“I only pursue one goal: the
encyclopedia of life.”
Andreas Gursky
The
highly successful German photographer Andreas Gursky usually
adopts an elevated or as he calls it a “God’s-eye
view” position from which to compose his pictures. It provides him with
a detached perspective which aided and abetted by computer manipulation enables
him to conduct a cool examination of the world.
For as he has said “I am
concerned with the human species.” A concern that has seen him pursue his craft
“more with the abstract phenomenon than with anecdotal issues” in mind.
It is an expression that Frieze Magazine’s
Ralph Rugoff
argues has seen Gursky adopt marketing’s
fascination with packaging and its concern with how the container influences
the product. As he wrote “The
contemporary reality he [Gursky] depicts is not something he ‘finds’, but a
look he carries around in his head…And he certainly knows how to fashion
persuasive containers - it comes as no surprise to learn that his childhood
bedroom was part of his parents’ advertising studio. Evidently, he’s been
carrying that look around in his head for some time.”
Gursky is a third generation
photographer, both his father and grandfather led the way with his father running
a successful commercial studio.
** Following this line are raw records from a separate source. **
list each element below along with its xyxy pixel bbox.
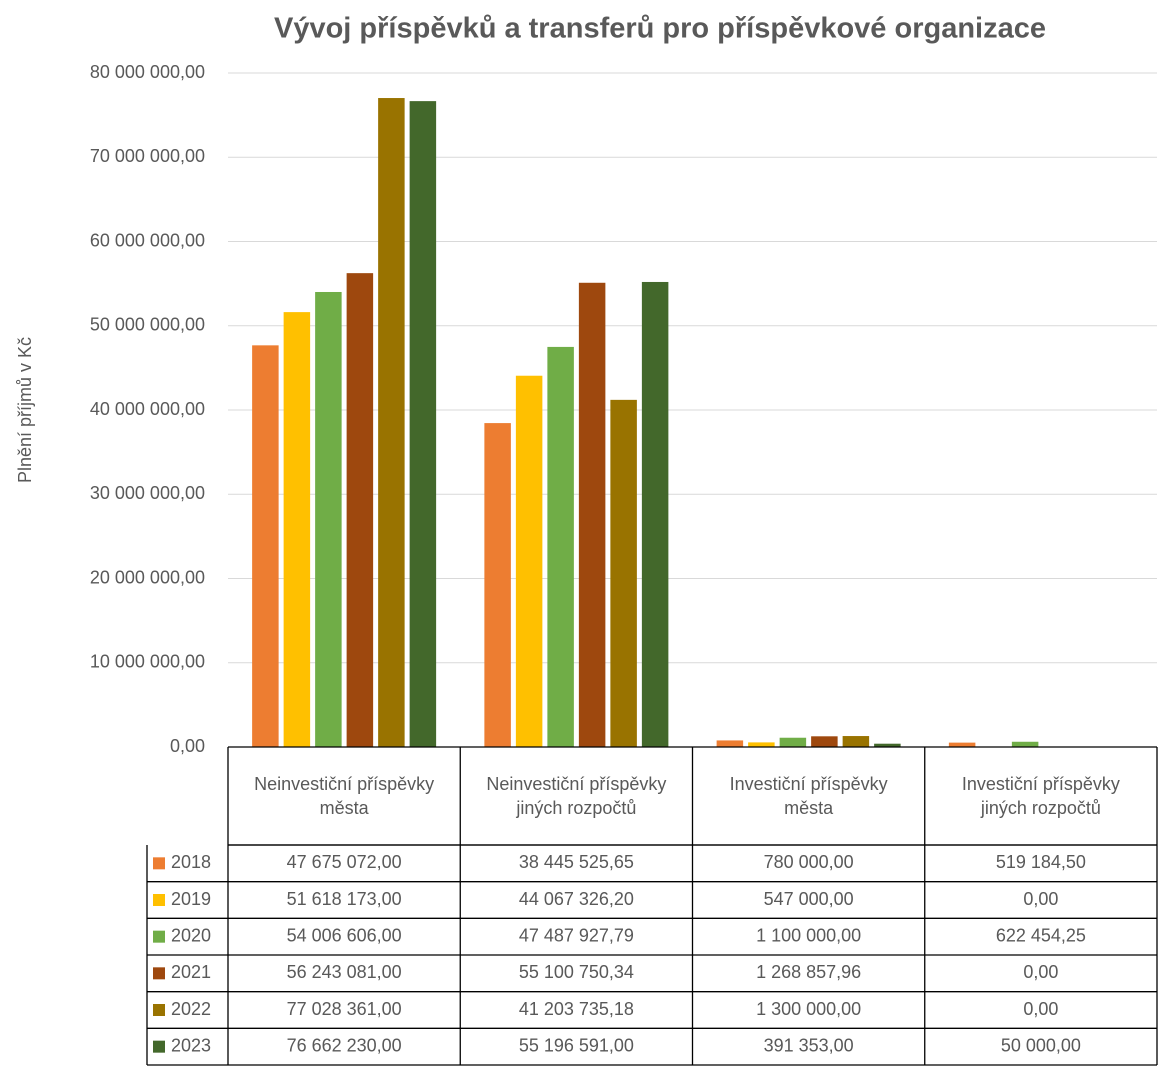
table-value: 1 268 857,96	[756, 962, 861, 982]
legend-label: 2019	[171, 889, 211, 909]
table-value: 0,00	[1023, 962, 1058, 982]
table-value: 47 487 927,79	[519, 925, 634, 945]
bar	[948, 742, 976, 747]
table-value: 38 445 525,65	[519, 852, 634, 872]
bar	[811, 736, 838, 747]
table-value: 391 353,00	[764, 1035, 854, 1055]
bar	[716, 740, 744, 747]
y-tick-label: 50 000 000,00	[90, 315, 205, 335]
table-header-cell: Investiční příspěvky města	[729, 774, 888, 818]
legend-label: 2018	[171, 852, 211, 872]
bar	[748, 742, 775, 747]
legend-label: 2021	[171, 962, 211, 982]
table-value: 0,00	[1023, 999, 1058, 1019]
table-value: 55 100 750,34	[519, 962, 634, 982]
bar	[641, 281, 669, 747]
table-value: 47 675 072,00	[287, 852, 402, 872]
category-label: Investiční příspěvky jiných rozpočtů	[961, 774, 1120, 818]
table-header-cell: Neinvestiční příspěvky města	[254, 774, 435, 818]
bar	[547, 346, 574, 747]
bar	[484, 423, 511, 747]
table-value: 519 184,50	[996, 852, 1086, 872]
table-value: 1 300 000,00	[756, 999, 861, 1019]
bar	[409, 101, 437, 747]
y-tick-label: 40 000 000,00	[90, 399, 205, 419]
table-value: 76 662 230,00	[287, 1035, 402, 1055]
table-value: 55 196 591,00	[519, 1035, 634, 1055]
legend-label: 2020	[171, 925, 211, 945]
table-value: 54 006 606,00	[287, 925, 402, 945]
legend-key	[153, 894, 165, 906]
table-value: 77 028 361,00	[287, 999, 402, 1019]
table-value: 51 618 173,00	[287, 889, 402, 909]
y-tick-label: 0,00	[170, 736, 205, 756]
legend-key	[153, 930, 165, 943]
table-header-cell: Investiční příspěvky jiných rozpočtů	[961, 774, 1120, 818]
y-tick-label: 20 000 000,00	[90, 567, 205, 587]
bar	[515, 375, 543, 747]
y-tick-label: 60 000 000,00	[90, 230, 205, 250]
bar	[378, 98, 405, 747]
table-value: 1 100 000,00	[756, 925, 861, 945]
legend-label: 2022	[171, 999, 211, 1019]
bar	[610, 399, 637, 747]
table-value: 44 067 326,20	[519, 889, 634, 909]
y-tick-label: 70 000 000,00	[90, 146, 205, 166]
table-value: 56 243 081,00	[287, 962, 402, 982]
legend-key	[153, 857, 165, 870]
chart-title: Vývoj příspěvků a transferů pro příspěvk…	[274, 13, 1046, 45]
bar	[346, 273, 374, 747]
category-label: Investiční příspěvky města	[729, 774, 888, 818]
bar	[252, 345, 279, 747]
category-label: Neinvestiční příspěvky jiných rozpočtů	[486, 774, 667, 818]
legend-key	[153, 1004, 165, 1016]
table-value: 50 000,00	[1001, 1035, 1081, 1055]
table-value: 780 000,00	[764, 852, 854, 872]
bar	[578, 282, 606, 747]
table-header-cell: Neinvestiční příspěvky jiných rozpočtů	[486, 774, 667, 818]
bar	[1011, 741, 1039, 747]
y-tick-label: 30 000 000,00	[90, 483, 205, 503]
bar	[315, 291, 342, 747]
table-value: 622 454,25	[996, 925, 1086, 945]
legend-key	[153, 1040, 165, 1053]
category-label: Neinvestiční příspěvky města	[254, 774, 435, 818]
bar	[874, 743, 901, 747]
table-value: 41 203 735,18	[519, 999, 634, 1019]
legend-key	[153, 967, 165, 980]
y-axis-label: Plnění příjmů v Kč	[15, 337, 35, 483]
bar	[842, 736, 870, 747]
table-value: 547 000,00	[764, 889, 854, 909]
y-tick-label: 80 000 000,00	[90, 62, 205, 82]
legend-label: 2023	[171, 1035, 211, 1055]
bar	[779, 737, 807, 747]
y-tick-label: 10 000 000,00	[90, 652, 205, 672]
table-value: 0,00	[1023, 889, 1058, 909]
bar	[283, 312, 311, 747]
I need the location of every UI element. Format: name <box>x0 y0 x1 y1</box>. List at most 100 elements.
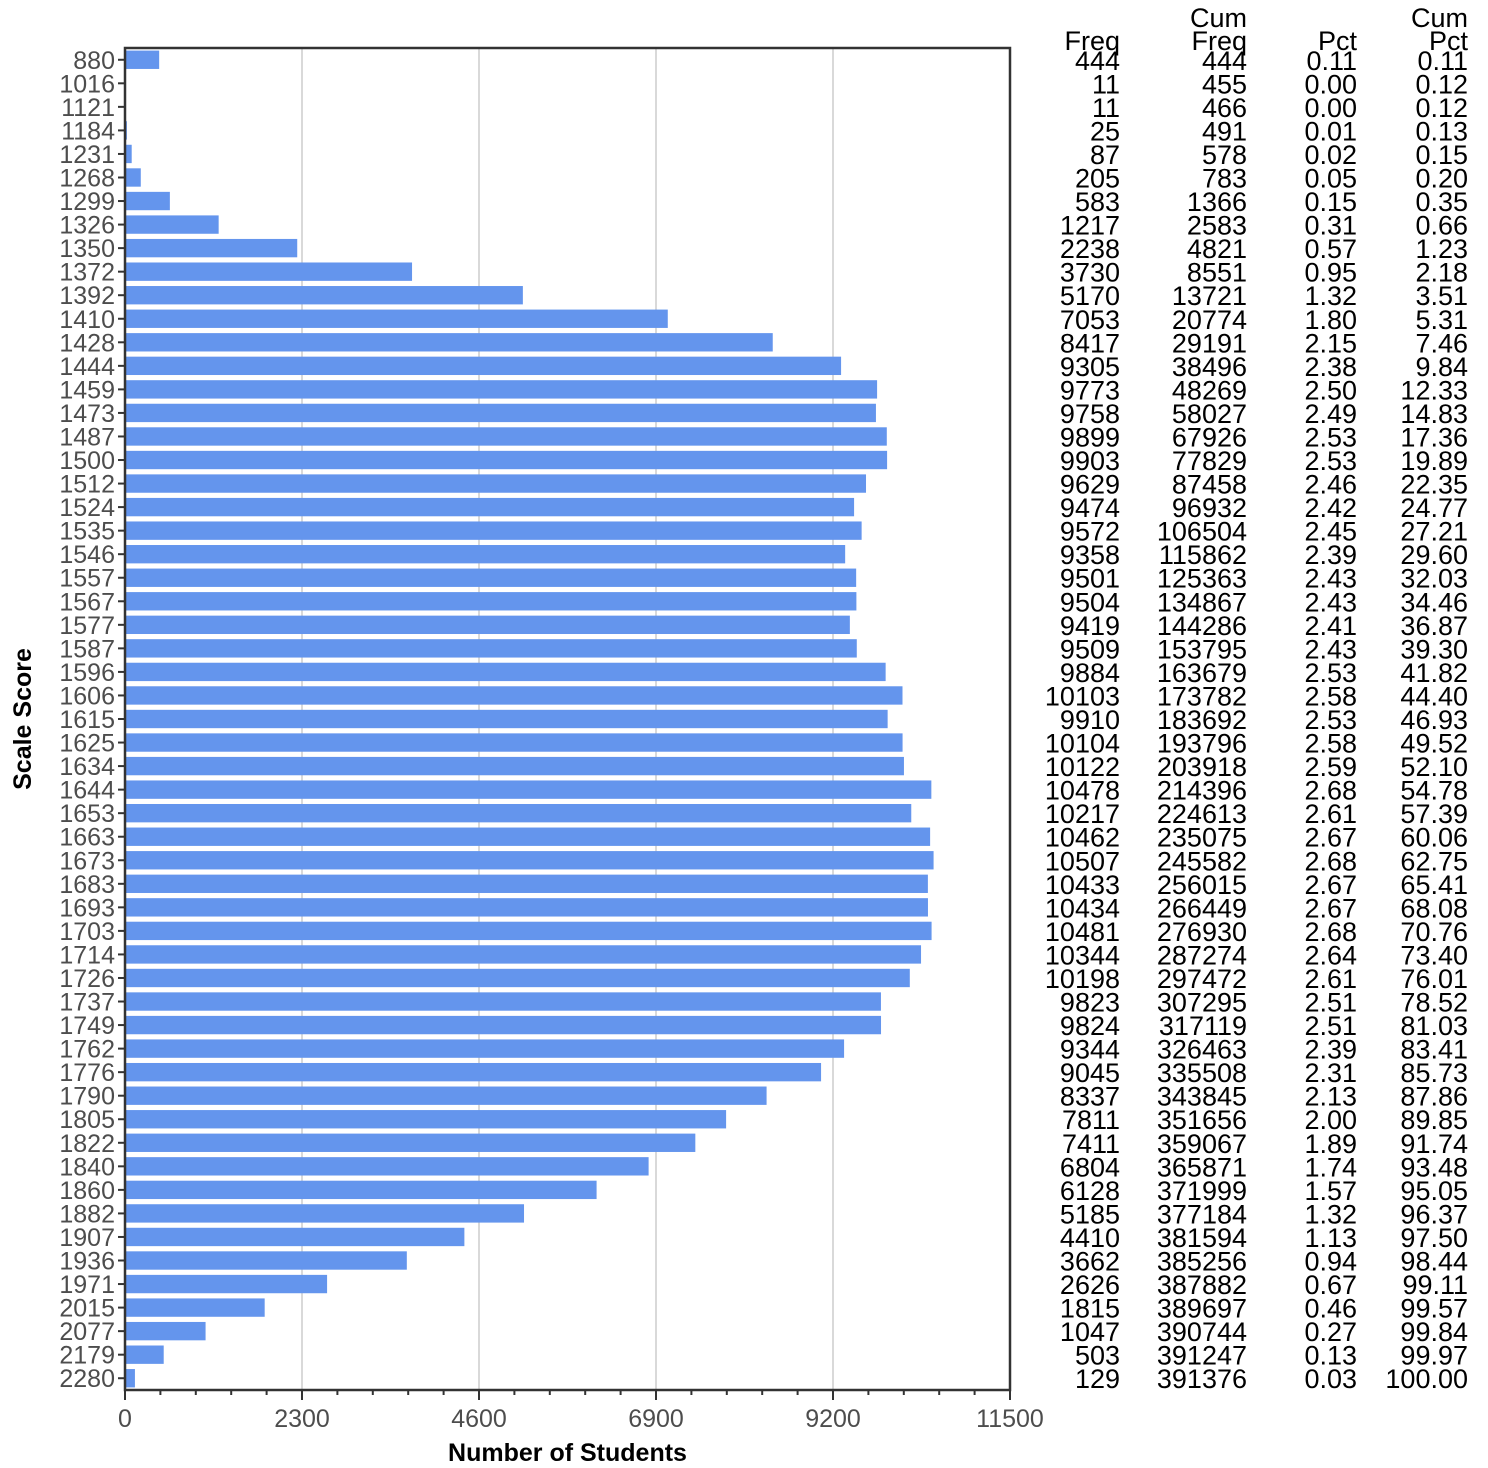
table-header: Freq <box>1191 26 1247 56</box>
table-cell: 2.49 <box>1304 399 1357 429</box>
x-tick-label: 6900 <box>628 1405 684 1433</box>
table-cell: 10462 <box>1045 823 1120 853</box>
table-cell: 39.30 <box>1400 634 1468 664</box>
bar <box>125 309 668 328</box>
bar <box>125 191 170 211</box>
table-cell: 205 <box>1075 163 1120 193</box>
y-tick-label: 1737 <box>59 989 115 1017</box>
table-cell: 1815 <box>1060 1294 1120 1324</box>
table-cell: 11 <box>1092 93 1120 123</box>
table-cell: 76.01 <box>1400 964 1468 994</box>
table-cell: 2.67 <box>1304 823 1357 853</box>
table-cell: 2.00 <box>1304 1105 1357 1135</box>
bar <box>125 1345 164 1364</box>
table-cell: 256015 <box>1157 870 1247 900</box>
table-cell: 89.85 <box>1400 1105 1468 1135</box>
table-cell: 2.45 <box>1304 517 1357 547</box>
table-cell: 9344 <box>1060 1035 1120 1065</box>
table-cell: 20774 <box>1172 305 1247 335</box>
y-tick-label: 1487 <box>59 423 115 451</box>
table-cell: 214396 <box>1157 776 1247 806</box>
bar <box>125 474 867 493</box>
table-cell: 0.00 <box>1304 93 1357 123</box>
table-cell: 2.67 <box>1304 893 1357 923</box>
bar <box>125 1110 727 1129</box>
y-tick-label: 880 <box>73 47 115 75</box>
table-cell: 2.51 <box>1304 988 1357 1018</box>
table-cell: 317119 <box>1159 1011 1247 1041</box>
y-tick-label: 1512 <box>59 471 115 499</box>
table-cell: 3.51 <box>1415 281 1468 311</box>
table-cell: 7053 <box>1060 305 1120 335</box>
table-cell: 583 <box>1075 187 1120 217</box>
table-cell: 1.23 <box>1415 234 1468 264</box>
table-cell: 60.06 <box>1400 823 1468 853</box>
bar <box>125 238 298 258</box>
table-cell: 73.40 <box>1400 940 1468 970</box>
table-cell: 91.74 <box>1400 1129 1468 1159</box>
table-cell: 1.57 <box>1304 1176 1357 1206</box>
table-cell: 115862 <box>1159 540 1247 570</box>
table-cell: 365871 <box>1157 1152 1247 1182</box>
table-cell: 4410 <box>1060 1223 1120 1253</box>
table-cell: 36.87 <box>1400 611 1468 641</box>
table-cell: 235075 <box>1157 823 1247 853</box>
table-cell: 335508 <box>1157 1058 1247 1088</box>
table-cell: 4821 <box>1187 234 1247 264</box>
table-cell: 389697 <box>1157 1294 1247 1324</box>
table-cell: 52.10 <box>1400 752 1468 782</box>
y-tick-label: 1822 <box>59 1130 115 1158</box>
table-cell: 1.89 <box>1304 1129 1357 1159</box>
table-cell: 183692 <box>1157 705 1247 735</box>
table-cell: 14.83 <box>1400 399 1468 429</box>
table-cell: 381594 <box>1157 1223 1247 1253</box>
table-cell: 9758 <box>1060 399 1120 429</box>
table-cell: 0.15 <box>1304 187 1357 217</box>
y-tick-label: 1790 <box>59 1083 115 1111</box>
bar <box>125 874 928 893</box>
table-cell: 0.13 <box>1304 1341 1357 1371</box>
table-cell: 12.33 <box>1400 375 1468 405</box>
table-cell: 371999 <box>1157 1176 1247 1206</box>
y-tick-label: 1392 <box>59 282 115 310</box>
table-cell: 0.00 <box>1304 69 1357 99</box>
table-cell: 0.11 <box>1306 46 1357 76</box>
table-cell: 95.05 <box>1400 1176 1468 1206</box>
table-cell: 0.94 <box>1304 1247 1357 1277</box>
table-cell: 17.36 <box>1400 422 1468 452</box>
bar <box>125 592 857 611</box>
table-cell: 99.84 <box>1400 1317 1468 1347</box>
bar <box>125 992 881 1011</box>
table-cell: 245582 <box>1157 846 1247 876</box>
y-tick-label: 1703 <box>59 918 115 946</box>
bar <box>125 733 903 752</box>
table-cell: 1.32 <box>1304 281 1357 311</box>
table-cell: 99.97 <box>1400 1341 1468 1371</box>
bar <box>125 1062 822 1082</box>
table-cell: 54.78 <box>1400 776 1468 806</box>
y-tick-label: 1805 <box>59 1106 115 1134</box>
bar <box>125 1369 135 1388</box>
table-cell: 9474 <box>1060 493 1120 523</box>
table-cell: 96932 <box>1172 493 1247 523</box>
x-axis-title: Number of Students <box>448 1439 687 1467</box>
table-cell: 0.11 <box>1417 46 1468 76</box>
y-tick-label: 1184 <box>61 117 115 145</box>
table-cell: 491 <box>1202 116 1247 146</box>
bar <box>125 1015 882 1035</box>
table-cell: 9305 <box>1060 352 1120 382</box>
table-cell: 0.57 <box>1304 234 1357 264</box>
bar <box>125 1086 767 1105</box>
table-cell: 10103 <box>1045 681 1120 711</box>
y-tick-label: 1936 <box>59 1248 115 1276</box>
table-cell: 390744 <box>1157 1317 1247 1347</box>
table-cell: 0.31 <box>1304 211 1357 241</box>
table-cell: 1.74 <box>1304 1152 1357 1182</box>
x-tick-label: 2300 <box>274 1405 330 1433</box>
table-cell: 2.58 <box>1304 681 1357 711</box>
y-tick-label: 1535 <box>59 518 115 546</box>
bar <box>125 851 934 870</box>
table-cell: 2.38 <box>1304 352 1357 382</box>
table-cell: 224613 <box>1157 799 1247 829</box>
table-cell: 9899 <box>1060 422 1120 452</box>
And whilst initially rejecting photography he
eventually realized “I could express myself by doing it.”
It was in the early 1990s that Gursky began to incorporate digital
manipulation into his photographic process enabling him to clean up images to enhance
their abstract qualities and stitch together several images to make the large
scale montages that have become the hallmark of his oeuvre.
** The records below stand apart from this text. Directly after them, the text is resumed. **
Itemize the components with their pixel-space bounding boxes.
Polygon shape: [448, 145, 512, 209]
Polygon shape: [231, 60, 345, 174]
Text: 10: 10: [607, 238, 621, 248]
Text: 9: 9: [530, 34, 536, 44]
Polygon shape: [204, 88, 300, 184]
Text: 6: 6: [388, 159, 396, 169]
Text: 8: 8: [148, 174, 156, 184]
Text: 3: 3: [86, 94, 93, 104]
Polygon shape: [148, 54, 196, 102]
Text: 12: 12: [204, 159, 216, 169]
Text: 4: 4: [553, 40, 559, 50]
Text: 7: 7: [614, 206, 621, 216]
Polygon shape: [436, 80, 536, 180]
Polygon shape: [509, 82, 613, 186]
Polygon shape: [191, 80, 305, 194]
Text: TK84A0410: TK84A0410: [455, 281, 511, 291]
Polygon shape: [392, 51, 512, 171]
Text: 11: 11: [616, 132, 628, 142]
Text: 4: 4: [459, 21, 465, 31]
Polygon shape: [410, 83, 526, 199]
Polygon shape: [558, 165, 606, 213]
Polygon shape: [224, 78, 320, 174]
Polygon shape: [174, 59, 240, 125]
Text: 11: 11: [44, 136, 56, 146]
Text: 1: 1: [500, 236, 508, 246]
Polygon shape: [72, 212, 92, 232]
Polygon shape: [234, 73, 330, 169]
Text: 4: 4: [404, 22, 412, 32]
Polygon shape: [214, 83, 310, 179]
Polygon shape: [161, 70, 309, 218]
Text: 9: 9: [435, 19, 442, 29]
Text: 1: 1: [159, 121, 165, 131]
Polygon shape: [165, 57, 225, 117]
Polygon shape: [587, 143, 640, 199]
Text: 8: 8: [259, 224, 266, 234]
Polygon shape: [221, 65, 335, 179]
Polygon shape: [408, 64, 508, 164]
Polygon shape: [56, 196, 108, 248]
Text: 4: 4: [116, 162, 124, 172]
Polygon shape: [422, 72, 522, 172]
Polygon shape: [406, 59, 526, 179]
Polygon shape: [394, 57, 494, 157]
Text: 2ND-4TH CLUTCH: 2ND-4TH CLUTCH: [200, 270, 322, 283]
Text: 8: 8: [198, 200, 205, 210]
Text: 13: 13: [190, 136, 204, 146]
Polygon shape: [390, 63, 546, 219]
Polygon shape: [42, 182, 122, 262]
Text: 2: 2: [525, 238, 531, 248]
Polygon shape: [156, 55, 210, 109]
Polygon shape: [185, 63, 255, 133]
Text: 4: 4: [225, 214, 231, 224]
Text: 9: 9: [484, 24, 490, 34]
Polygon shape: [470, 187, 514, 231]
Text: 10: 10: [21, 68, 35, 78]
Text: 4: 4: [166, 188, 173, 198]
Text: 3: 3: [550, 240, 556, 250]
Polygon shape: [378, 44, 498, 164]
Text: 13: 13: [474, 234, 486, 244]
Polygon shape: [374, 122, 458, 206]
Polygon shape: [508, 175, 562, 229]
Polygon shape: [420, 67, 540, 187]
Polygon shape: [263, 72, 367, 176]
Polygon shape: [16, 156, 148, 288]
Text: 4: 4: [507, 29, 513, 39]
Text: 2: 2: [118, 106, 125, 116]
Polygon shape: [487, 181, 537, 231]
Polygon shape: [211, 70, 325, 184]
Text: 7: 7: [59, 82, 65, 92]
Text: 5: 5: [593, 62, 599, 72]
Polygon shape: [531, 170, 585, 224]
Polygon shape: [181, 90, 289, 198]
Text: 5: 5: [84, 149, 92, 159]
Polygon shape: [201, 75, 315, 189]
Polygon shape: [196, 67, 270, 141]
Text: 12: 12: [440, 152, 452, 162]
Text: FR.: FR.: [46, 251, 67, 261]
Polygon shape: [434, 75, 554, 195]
But even with the fiction the computer affords him, Gursky wants his
pictures firmly tied to reality. As he explained to Canadianart’s Nancy Tousley “Even if a picture is
completely invented or built, it’s necessary that you could imagine that it’s a
realistic location or place. I am not happy if the picture looks completely
surreal. Even if I am working with montage, I want that you don’t see it.”
And
it is a reality, a sleight of hand, about the pervasive nature of photography
today that Gursky attempts to depict through presentation of his photographic works.
Almost
as if channeling the American writer, film maker and activist Susan Sontag who wrote in
one of her best known books, On
Photography, in 1977 “Whatever the moral claims made on behalf of
photography, its main effect is to convert the world into a department store or
museum-without-walls in which every subject is depreciated into an article of
consumption, promoted into an item for aesthetic appreciation.”
The exhibition Andreas
Gursky: Landscapes is on show
at New York State’s Parrish
Art Museum until the 18th of October.